USPS Takes Emergency Measures to Avoid Financial Collapse

The United States Postal Service (USPS) announced Thursday that it will temporarily suspend payments to the Federal Employees Retirement System (FERS) pension plan, a move projected to free up $2.5 billion this fiscal year. The decision comes as the agency warned of a "pending liquidity crisis" that could leave it unable to operate by early 2027.

"The risk to the Postal Service and the American public from insufficient liquidity for postal operations dramatically outweighs any longer-term risk to the pension funds from not making the currently due payments," said USPS Chief Financial Officer Luke Grossmann.

The suspension, effective Friday, aims to provide immediate relief to the agency’s finances without impacting current employees or retirees. USPS emphasized that contributions to the Thrift Savings Plan, a separate federal employee retirement program, will remain unaffected.

Last fiscal year, USPS reported a staggering $9 billion loss, with Postmaster General David Steiner describing the situation as a "critical juncture" during a congressional hearing last month.

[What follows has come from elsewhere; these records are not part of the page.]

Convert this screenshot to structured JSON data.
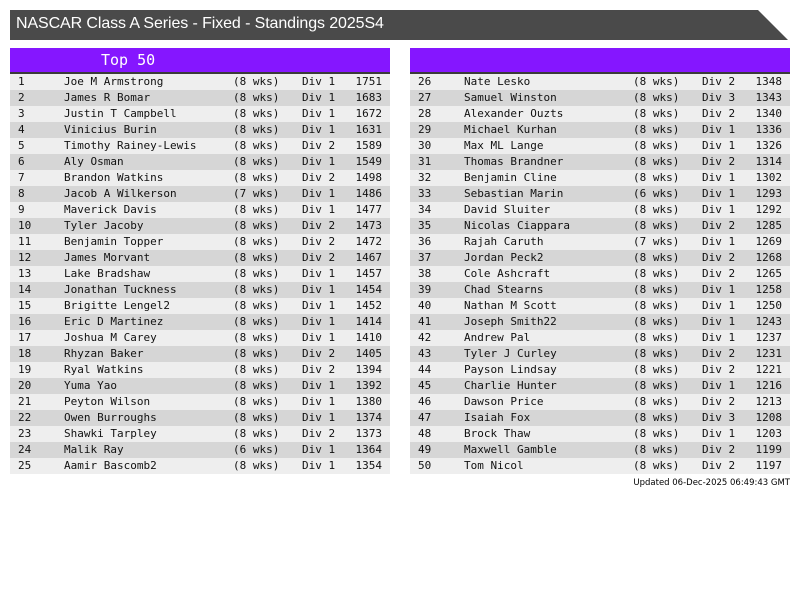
{
  "title": "NASCAR Class A Series - Fixed - Standings 2025S4",
  "left_panel": {
    "header": "Top 50"
  },
  "right_panel": {
    "header": ""
  },
  "updated": "Updated 06-Dec-2025 06:49:43 GMT",
  "colors": {
    "header_purple": "#8516ff",
    "title_bg": "#4a4a4a",
    "row_light": "#eeeeee",
    "row_dark": "#d6d6d6"
  },
  "standings": [
    [
      "1",
      "Joe M Armstrong",
      "(8 wks)",
      "Div 1",
      "1751"
    ],
    [
      "2",
      "James R Bomar",
      "(8 wks)",
      "Div 1",
      "1683"
    ],
    [
      "3",
      "Justin T Campbell",
      "(8 wks)",
      "Div 1",
      "1672"
    ],
    [
      "4",
      "Vinicius Burin",
      "(8 wks)",
      "Div 1",
      "1631"
    ],
    [
      "5",
      "Timothy Rainey-Lewis",
      "(8 wks)",
      "Div 2",
      "1589"
    ],
    [
      "6",
      "Aly Osman",
      "(8 wks)",
      "Div 1",
      "1549"
    ],
    [
      "7",
      "Brandon Watkins",
      "(8 wks)",
      "Div 2",
      "1498"
    ],
    [
      "8",
      "Jacob A Wilkerson",
      "(7 wks)",
      "Div 1",
      "1486"
    ],
    [
      "9",
      "Maverick Davis",
      "(8 wks)",
      "Div 1",
      "1477"
    ],
    [
      "10",
      "Tyler Jacoby",
      "(8 wks)",
      "Div 2",
      "1473"
    ],
    [
      "11",
      "Benjamin Topper",
      "(8 wks)",
      "Div 2",
      "1472"
    ],
    [
      "12",
      "James Morvant",
      "(8 wks)",
      "Div 2",
      "1467"
    ],
    [
      "13",
      "Lake Bradshaw",
      "(8 wks)",
      "Div 1",
      "1457"
    ],
    [
      "14",
      "Jonathan Tuckness",
      "(8 wks)",
      "Div 1",
      "1454"
    ],
    [
      "15",
      "Brigitte Lengel2",
      "(8 wks)",
      "Div 1",
      "1452"
    ],
    [
      "16",
      "Eric D Martinez",
      "(8 wks)",
      "Div 1",
      "1414"
    ],
    [
      "17",
      "Joshua M Carey",
      "(8 wks)",
      "Div 1",
      "1410"
    ],
    [
      "18",
      "Rhyzan Baker",
      "(8 wks)",
      "Div 2",
      "1405"
    ],
    [
      "19",
      "Ryal Watkins",
      "(8 wks)",
      "Div 2",
      "1394"
    ],
    [
      "20",
      "Yuma Yao",
      "(8 wks)",
      "Div 1",
      "1392"
    ],
    [
      "21",
      "Peyton Wilson",
      "(8 wks)",
      "Div 1",
      "1380"
    ],
    [
      "22",
      "Owen Burroughs",
      "(8 wks)",
      "Div 1",
      "1374"
    ],
    [
      "23",
      "Shawki Tarpley",
      "(8 wks)",
      "Div 2",
      "1373"
    ],
    [
      "24",
      "Malik Ray",
      "(6 wks)",
      "Div 1",
      "1364"
    ],
    [
      "25",
      "Aamir Bascomb2",
      "(8 wks)",
      "Div 1",
      "1354"
    ],
    [
      "26",
      "Nate Lesko",
      "(8 wks)",
      "Div 2",
      "1348"
    ],
    [
      "27",
      "Samuel Winston",
      "(8 wks)",
      "Div 3",
      "1343"
    ],
    [
      "28",
      "Alexander Ouzts",
      "(8 wks)",
      "Div 2",
      "1340"
    ],
    [
      "29",
      "Michael Kurhan",
      "(8 wks)",
      "Div 1",
      "1336"
    ],
    [
      "30",
      "Max ML Lange",
      "(8 wks)",
      "Div 1",
      "1326"
    ],
    [
      "31",
      "Thomas Brandner",
      "(8 wks)",
      "Div 2",
      "1314"
    ],
    [
      "32",
      "Benjamin Cline",
      "(8 wks)",
      "Div 1",
      "1302"
    ],
    [
      "33",
      "Sebastian Marin",
      "(6 wks)",
      "Div 1",
      "1293"
    ],
    [
      "34",
      "David Sluiter",
      "(8 wks)",
      "Div 1",
      "1292"
    ],
    [
      "35",
      "Nicolas Ciappara",
      "(8 wks)",
      "Div 2",
      "1285"
    ],
    [
      "36",
      "Rajah Caruth",
      "(7 wks)",
      "Div 1",
      "1269"
    ],
    [
      "37",
      "Jordan Peck2",
      "(8 wks)",
      "Div 2",
      "1268"
    ],
    [
      "38",
      "Cole Ashcraft",
      "(8 wks)",
      "Div 2",
      "1265"
    ],
    [
      "39",
      "Chad Stearns",
      "(8 wks)",
      "Div 1",
      "1258"
    ],
    [
      "40",
      "Nathan M Scott",
      "(8 wks)",
      "Div 1",
      "1250"
    ],
    [
      "41",
      "Joseph Smith22",
      "(8 wks)",
      "Div 1",
      "1243"
    ],
    [
      "42",
      "Andrew Pal",
      "(8 wks)",
      "Div 1",
      "1237"
    ],
    [
      "43",
      "Tyler J Curley",
      "(8 wks)",
      "Div 2",
      "1231"
    ],
    [
      "44",
      "Payson Lindsay",
      "(8 wks)",
      "Div 2",
      "1221"
    ],
    [
      "45",
      "Charlie Hunter",
      "(8 wks)",
      "Div 1",
      "1216"
    ],
    [
      "46",
      "Dawson Price",
      "(8 wks)",
      "Div 2",
      "1213"
    ],
    [
      "47",
      "Isaiah Fox",
      "(8 wks)",
      "Div 3",
      "1208"
    ],
    [
      "48",
      "Brock Thaw",
      "(8 wks)",
      "Div 1",
      "1203"
    ],
    [
      "49",
      "Maxwell Gamble",
      "(8 wks)",
      "Div 2",
      "1199"
    ],
    [
      "50",
      "Tom Nicol",
      "(8 wks)",
      "Div 2",
      "1197"
    ]
  ]
}
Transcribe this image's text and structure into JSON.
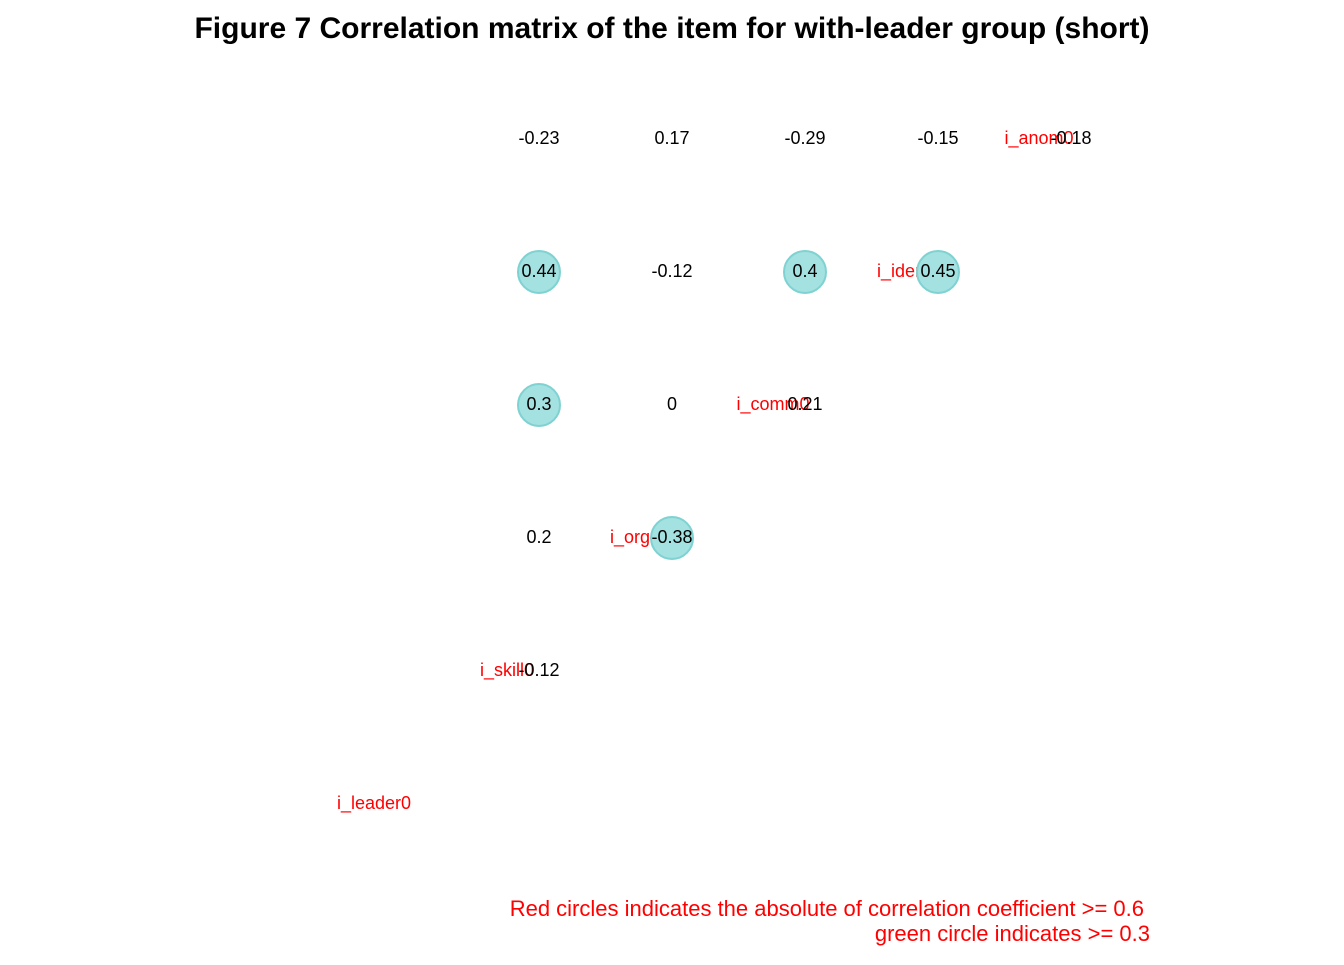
{
  "chart_data": {
    "type": "heatmap",
    "title": "Figure  7 Correlation matrix of the item for with-leader group (short)",
    "variables": [
      "i_leader0",
      "i_skill0",
      "i_orga0",
      "i_comm0",
      "i_iden0",
      "i_anom0"
    ],
    "correlations": [
      {
        "row": "i_anom0",
        "col": "i_leader0",
        "label": "-0.23",
        "value": -0.23
      },
      {
        "row": "i_anom0",
        "col": "i_skill0",
        "label": "0.17",
        "value": 0.17
      },
      {
        "row": "i_anom0",
        "col": "i_orga0",
        "label": "-0.29",
        "value": -0.29
      },
      {
        "row": "i_anom0",
        "col": "i_comm0",
        "label": "-0.15",
        "value": -0.15
      },
      {
        "row": "i_anom0",
        "col": "i_iden0",
        "label": "-0.18",
        "value": -0.18
      },
      {
        "row": "i_iden0",
        "col": "i_leader0",
        "label": "0.44",
        "value": 0.44
      },
      {
        "row": "i_iden0",
        "col": "i_skill0",
        "label": "-0.12",
        "value": -0.12
      },
      {
        "row": "i_iden0",
        "col": "i_orga0",
        "label": "0.4",
        "value": 0.4
      },
      {
        "row": "i_iden0",
        "col": "i_comm0",
        "label": "0.45",
        "value": 0.45
      },
      {
        "row": "i_comm0",
        "col": "i_leader0",
        "label": "0.3",
        "value": 0.3
      },
      {
        "row": "i_comm0",
        "col": "i_skill0",
        "label": "0",
        "value": 0
      },
      {
        "row": "i_comm0",
        "col": "i_orga0",
        "label": "0.21",
        "value": 0.21
      },
      {
        "row": "i_orga0",
        "col": "i_leader0",
        "label": "0.2",
        "value": 0.2
      },
      {
        "row": "i_orga0",
        "col": "i_skill0",
        "label": "-0.38",
        "value": -0.38
      },
      {
        "row": "i_skill0",
        "col": "i_leader0",
        "label": "-0.12",
        "value": -0.12
      }
    ],
    "highlight_threshold": 0.3,
    "strong_threshold": 0.6,
    "notes": [
      "Red circles indicates the absolute of correlation coefficient >= 0.6",
      "green circle indicates >= 0.3"
    ],
    "colors": {
      "variable_label": "#ff0000",
      "note_text": "#ff0000",
      "highlight_circle_fill": "#a4e1e1",
      "highlight_circle_stroke": "#7fd2d2",
      "strong_circle_fill": "#ff0000"
    }
  }
}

Without intervention, Steiner warned, the agency may be unable to fulfill its mail delivery obligations by 2027.

While USPS has implemented cost-cutting measures and explored new revenue streams, officials insist that congressional action is essential to restore long-term financial stability. "Legislative action is desperately needed to return the Postal Service to profitability," the agency stated in a FAQ document accompanying the announcement.